Trump is just the beginning | John Gray on the future of American politics
Donald Trump’s return to the White House in his second term is not merely a political comeback—it’s the opening chapter of a profound and potentially irreversible transformation in American politics. British philosopher John Gray, a longtime critic of liberal optimism and Enlightenment illusions of progress, argues in a November 2025 interview with the Institute of Art and Ideas (IAI) that Trump is just the beginning. Far from representing an isolated aberration, Trump’s disruptive style and populist appeal signal the emergence of deeper, more structured shifts toward illiberal governance in the United States.
Gray portrays Trump as a transitional figure—a kind of “godfather” to future populist or authoritarian-leaning movements. While Trump’s administration is often chaotic and personality-driven, what follows him could prove more systematic and enduring. Gray points to figures like Vice President JD Vance as potentially more dangerous in the long run: a younger, more ideologically coherent operator who could institutionalize changes that erode traditional democratic norms and constitutional checks.

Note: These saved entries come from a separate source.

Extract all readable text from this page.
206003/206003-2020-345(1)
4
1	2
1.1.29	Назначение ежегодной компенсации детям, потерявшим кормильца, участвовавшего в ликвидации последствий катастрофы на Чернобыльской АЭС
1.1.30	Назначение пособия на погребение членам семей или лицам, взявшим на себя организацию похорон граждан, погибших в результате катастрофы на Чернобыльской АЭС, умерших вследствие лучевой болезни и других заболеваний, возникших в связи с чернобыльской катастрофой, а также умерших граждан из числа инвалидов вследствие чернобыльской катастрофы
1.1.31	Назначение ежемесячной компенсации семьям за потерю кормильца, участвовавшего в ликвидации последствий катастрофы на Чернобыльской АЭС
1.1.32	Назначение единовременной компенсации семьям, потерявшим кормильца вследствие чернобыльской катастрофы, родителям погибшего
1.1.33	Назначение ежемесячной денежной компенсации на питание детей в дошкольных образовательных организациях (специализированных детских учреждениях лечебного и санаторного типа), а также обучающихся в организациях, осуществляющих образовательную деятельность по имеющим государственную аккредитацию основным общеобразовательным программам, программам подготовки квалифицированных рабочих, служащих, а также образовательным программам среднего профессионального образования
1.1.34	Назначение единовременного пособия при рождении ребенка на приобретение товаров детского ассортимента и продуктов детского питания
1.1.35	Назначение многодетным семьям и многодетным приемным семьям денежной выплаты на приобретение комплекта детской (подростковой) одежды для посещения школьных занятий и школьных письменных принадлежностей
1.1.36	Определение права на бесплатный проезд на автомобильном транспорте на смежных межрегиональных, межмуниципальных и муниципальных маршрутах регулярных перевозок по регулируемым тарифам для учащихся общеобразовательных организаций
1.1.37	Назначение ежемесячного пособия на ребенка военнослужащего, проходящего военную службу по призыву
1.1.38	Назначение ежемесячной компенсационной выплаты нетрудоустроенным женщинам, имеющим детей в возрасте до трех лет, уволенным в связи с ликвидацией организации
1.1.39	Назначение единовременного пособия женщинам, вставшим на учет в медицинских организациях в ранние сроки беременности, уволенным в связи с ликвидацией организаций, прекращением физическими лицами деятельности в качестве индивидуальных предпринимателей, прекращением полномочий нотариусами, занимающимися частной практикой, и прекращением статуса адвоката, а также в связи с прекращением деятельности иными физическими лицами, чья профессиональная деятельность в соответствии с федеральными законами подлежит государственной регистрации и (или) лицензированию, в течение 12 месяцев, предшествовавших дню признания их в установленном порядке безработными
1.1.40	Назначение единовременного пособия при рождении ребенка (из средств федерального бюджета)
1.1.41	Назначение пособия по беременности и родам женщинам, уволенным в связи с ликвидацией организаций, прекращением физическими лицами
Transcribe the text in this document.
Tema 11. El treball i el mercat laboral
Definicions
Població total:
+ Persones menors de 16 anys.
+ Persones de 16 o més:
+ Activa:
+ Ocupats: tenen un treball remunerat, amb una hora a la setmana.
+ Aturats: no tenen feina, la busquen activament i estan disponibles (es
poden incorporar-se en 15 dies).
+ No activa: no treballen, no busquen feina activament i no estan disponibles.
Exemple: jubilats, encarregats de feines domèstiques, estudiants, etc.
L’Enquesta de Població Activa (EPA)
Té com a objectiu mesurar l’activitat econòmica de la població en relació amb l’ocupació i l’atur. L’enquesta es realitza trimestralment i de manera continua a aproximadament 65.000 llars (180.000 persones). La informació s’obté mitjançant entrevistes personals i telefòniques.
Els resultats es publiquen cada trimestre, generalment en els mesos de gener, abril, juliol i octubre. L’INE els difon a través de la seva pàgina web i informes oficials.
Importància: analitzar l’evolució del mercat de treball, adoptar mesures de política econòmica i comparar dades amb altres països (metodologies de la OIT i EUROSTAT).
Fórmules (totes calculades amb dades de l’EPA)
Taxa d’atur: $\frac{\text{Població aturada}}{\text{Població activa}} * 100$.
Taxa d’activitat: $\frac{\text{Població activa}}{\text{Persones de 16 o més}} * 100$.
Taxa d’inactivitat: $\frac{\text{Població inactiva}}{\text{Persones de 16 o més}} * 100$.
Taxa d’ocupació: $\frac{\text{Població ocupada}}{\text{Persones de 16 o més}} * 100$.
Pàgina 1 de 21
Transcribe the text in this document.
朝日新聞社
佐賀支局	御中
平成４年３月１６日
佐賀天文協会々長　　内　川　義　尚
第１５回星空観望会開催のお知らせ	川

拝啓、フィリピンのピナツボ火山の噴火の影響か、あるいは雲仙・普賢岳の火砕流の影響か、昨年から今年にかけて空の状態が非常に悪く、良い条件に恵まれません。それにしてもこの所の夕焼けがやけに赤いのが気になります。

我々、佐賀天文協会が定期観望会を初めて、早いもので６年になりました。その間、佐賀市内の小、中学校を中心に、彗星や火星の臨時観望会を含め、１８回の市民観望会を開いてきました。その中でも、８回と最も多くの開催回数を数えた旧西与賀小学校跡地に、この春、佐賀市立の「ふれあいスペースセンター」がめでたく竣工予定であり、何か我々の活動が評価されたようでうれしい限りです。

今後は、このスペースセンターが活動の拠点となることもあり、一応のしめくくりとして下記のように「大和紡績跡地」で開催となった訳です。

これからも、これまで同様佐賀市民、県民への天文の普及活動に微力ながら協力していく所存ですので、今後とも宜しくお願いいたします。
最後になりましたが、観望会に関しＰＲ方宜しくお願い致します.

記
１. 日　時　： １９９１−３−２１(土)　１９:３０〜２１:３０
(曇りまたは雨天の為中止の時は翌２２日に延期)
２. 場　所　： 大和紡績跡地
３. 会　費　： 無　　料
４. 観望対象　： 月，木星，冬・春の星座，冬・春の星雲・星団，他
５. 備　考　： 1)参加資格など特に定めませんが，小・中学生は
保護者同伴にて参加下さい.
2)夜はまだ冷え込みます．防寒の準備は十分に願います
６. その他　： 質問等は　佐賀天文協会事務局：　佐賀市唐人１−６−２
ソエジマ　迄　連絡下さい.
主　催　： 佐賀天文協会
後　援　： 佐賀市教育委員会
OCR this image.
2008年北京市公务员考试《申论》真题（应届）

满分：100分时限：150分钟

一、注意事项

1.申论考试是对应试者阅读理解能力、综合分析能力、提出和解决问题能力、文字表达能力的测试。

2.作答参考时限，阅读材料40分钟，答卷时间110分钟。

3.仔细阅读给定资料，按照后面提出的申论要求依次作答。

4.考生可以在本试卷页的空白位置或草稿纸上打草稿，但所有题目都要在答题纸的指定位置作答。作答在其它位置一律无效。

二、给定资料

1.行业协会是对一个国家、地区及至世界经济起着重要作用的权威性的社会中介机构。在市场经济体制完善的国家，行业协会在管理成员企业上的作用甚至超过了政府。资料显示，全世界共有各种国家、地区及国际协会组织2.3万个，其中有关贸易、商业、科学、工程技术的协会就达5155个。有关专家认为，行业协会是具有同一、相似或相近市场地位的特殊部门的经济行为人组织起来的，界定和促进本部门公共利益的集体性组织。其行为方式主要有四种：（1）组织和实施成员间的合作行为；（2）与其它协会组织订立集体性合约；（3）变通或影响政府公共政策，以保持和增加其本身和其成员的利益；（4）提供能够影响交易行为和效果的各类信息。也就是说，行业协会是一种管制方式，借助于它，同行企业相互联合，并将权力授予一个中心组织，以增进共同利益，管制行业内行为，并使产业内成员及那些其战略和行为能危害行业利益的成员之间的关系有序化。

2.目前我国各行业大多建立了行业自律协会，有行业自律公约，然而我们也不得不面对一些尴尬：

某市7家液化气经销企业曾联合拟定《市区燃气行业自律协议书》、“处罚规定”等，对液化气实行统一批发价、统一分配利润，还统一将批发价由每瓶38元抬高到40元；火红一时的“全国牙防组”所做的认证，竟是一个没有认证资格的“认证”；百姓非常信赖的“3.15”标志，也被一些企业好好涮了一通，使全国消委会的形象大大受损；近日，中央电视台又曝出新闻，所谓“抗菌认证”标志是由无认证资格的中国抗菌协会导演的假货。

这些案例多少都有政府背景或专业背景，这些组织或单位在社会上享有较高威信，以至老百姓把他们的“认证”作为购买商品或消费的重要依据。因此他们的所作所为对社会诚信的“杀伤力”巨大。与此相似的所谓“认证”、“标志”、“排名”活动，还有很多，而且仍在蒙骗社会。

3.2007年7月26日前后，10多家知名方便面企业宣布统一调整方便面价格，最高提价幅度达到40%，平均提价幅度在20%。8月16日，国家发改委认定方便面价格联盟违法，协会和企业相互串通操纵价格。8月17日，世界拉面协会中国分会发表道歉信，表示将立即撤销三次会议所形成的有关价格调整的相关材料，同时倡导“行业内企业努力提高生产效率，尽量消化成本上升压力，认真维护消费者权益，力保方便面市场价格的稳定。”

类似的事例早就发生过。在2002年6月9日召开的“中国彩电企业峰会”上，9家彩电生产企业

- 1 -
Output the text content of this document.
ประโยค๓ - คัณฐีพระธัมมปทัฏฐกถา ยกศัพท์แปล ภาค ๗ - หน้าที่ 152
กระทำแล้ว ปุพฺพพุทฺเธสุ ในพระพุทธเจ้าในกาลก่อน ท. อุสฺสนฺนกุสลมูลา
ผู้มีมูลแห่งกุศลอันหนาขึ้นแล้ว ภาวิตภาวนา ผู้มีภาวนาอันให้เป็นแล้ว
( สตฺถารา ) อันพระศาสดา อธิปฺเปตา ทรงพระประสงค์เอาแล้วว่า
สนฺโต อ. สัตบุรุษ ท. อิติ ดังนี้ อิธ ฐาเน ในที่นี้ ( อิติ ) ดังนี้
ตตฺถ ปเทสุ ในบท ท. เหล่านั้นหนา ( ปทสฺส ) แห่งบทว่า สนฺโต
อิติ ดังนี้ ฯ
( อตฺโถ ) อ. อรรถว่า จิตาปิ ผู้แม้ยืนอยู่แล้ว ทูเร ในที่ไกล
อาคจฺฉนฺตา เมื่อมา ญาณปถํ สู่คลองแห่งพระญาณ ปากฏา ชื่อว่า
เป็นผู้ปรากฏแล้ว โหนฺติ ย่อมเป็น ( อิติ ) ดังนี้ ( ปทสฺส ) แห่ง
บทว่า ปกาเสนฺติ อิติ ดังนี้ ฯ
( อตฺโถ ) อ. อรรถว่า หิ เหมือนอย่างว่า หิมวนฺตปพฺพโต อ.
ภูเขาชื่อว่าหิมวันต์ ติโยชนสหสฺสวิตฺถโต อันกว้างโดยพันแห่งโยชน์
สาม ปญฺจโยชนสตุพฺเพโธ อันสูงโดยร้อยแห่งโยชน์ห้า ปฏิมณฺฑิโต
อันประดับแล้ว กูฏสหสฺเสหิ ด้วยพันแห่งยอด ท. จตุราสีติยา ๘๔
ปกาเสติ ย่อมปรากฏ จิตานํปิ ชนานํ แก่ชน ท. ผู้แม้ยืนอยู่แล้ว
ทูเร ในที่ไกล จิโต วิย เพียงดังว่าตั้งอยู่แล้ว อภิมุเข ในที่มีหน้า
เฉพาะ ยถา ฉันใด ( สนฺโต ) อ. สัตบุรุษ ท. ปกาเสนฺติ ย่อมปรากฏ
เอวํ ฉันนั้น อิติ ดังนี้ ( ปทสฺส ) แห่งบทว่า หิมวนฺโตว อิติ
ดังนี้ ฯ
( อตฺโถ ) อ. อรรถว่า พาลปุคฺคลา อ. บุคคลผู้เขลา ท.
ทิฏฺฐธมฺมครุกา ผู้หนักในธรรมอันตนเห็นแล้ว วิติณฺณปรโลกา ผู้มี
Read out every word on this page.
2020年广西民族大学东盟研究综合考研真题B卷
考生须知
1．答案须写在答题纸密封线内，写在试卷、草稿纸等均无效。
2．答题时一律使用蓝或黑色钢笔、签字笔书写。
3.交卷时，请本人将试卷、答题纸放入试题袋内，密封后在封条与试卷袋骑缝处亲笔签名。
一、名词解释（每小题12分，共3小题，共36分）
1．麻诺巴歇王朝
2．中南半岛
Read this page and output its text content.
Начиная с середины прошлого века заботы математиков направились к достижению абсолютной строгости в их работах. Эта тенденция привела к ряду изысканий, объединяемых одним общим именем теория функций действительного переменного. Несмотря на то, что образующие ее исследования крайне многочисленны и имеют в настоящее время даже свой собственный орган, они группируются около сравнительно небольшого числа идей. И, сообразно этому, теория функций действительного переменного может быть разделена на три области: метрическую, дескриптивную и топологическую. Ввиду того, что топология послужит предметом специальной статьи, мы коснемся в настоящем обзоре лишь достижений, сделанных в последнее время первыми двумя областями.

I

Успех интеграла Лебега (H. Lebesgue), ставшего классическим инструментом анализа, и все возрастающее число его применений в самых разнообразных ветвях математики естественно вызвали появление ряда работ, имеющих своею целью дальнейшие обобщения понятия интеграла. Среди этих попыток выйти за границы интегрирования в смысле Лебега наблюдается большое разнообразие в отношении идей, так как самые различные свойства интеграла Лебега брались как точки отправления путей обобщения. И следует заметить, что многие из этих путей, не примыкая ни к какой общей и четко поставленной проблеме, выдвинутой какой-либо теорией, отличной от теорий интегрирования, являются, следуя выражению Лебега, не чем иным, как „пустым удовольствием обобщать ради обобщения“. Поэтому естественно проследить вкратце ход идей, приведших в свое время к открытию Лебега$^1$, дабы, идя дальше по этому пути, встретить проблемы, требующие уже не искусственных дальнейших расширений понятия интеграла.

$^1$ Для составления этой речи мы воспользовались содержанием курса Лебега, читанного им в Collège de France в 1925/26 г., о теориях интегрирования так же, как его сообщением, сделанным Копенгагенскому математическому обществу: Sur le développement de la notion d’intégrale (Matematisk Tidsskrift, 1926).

In Gray’s view, Trump’s re-election marks the definitive end of the post-Cold War liberal order. The progressive regime that dominated much of the late 20th and early 21st centuries—built on assumptions of perpetual advancement toward greater freedom, equality, and global integration—has collapsed under its own contradictions. Gray has elaborated on this in his New Statesman writings around the same period, describing Trump’s victory as the “triumph of illiberal democracy.” He contends that America’s constitutional safeguards, designed to prevent concentrated power, are being tested in ways that could render them obsolete. Constitutions, he reminds us, are not eternal; they can evolve or be supplanted.
Central to Gray’s analysis is the idea that today’s populism is not simply demagoguery or ignorance, as many liberals claim. Instead, it represents a rational backlash against the dislocations caused by liberal policies themselves—economic disruptions from globalization, cultural upheavals from rapid social change, and a perceived elite betrayal in matters of truth, identity, and community. Mainstream parties and institutions long dismissed or suppressed these grievances, only to see them erupt in support for Trump and similar figures.
Gray goes further, suggesting that what is unfolding in America may be worse than traditional fascism in certain respects. Unlike the rigid, ideologically driven fascist regimes of the interwar period, contemporary American developments are more fluid, culturally rooted, and capable of co-opting democratic mechanisms while hollowing out their substance. The result could be a more embedded form of illiberal democracy: majoritarian rule that subordinates liberal institutions, free expression, and minority protections to executive or populist priorities.
This shift extends beyond personality or party. Gray sees Trump’s tenure forcing irreversible changes in how American government operates—weakening bureaucratic independence, reshaping judicial appointments, and normalizing executive overreach. When Trump’s term ends, the political landscape will look fundamentally different. Successors—whether from his orbit or inspired by it—will inherit a remade Republican Party and a polarized electorate less tethered to old norms. Gray warns that liberalism may persist only in fragmented forms, perhaps in parts of Europe, but even there it faces mounting pressure from nationalist and authoritarian currents.
Gray’s perspective draws from his broader philosophical project, which has consistently challenged faith in historical progress, universal values, and the triumph of reason over human conflict. Books like Straw Dogs and The New Leviathans underscore his realism: human societies are shaped by power, myth, and survival instincts, not inevitable moral improvement. Trump’s success, in this light, exposes the fragility of the liberal experiment and the enduring appeal of alternative visions of order.
As America navigates the early years of Trump 2.0, Gray’s warning is stark: the current moment is not a temporary setback for democracy but the prelude to a new era. Trump may be the catalyst, but the forces he has unleashed—or revealed—are likely to outlast him, reshaping the future of American politics in ways that defy easy reversal.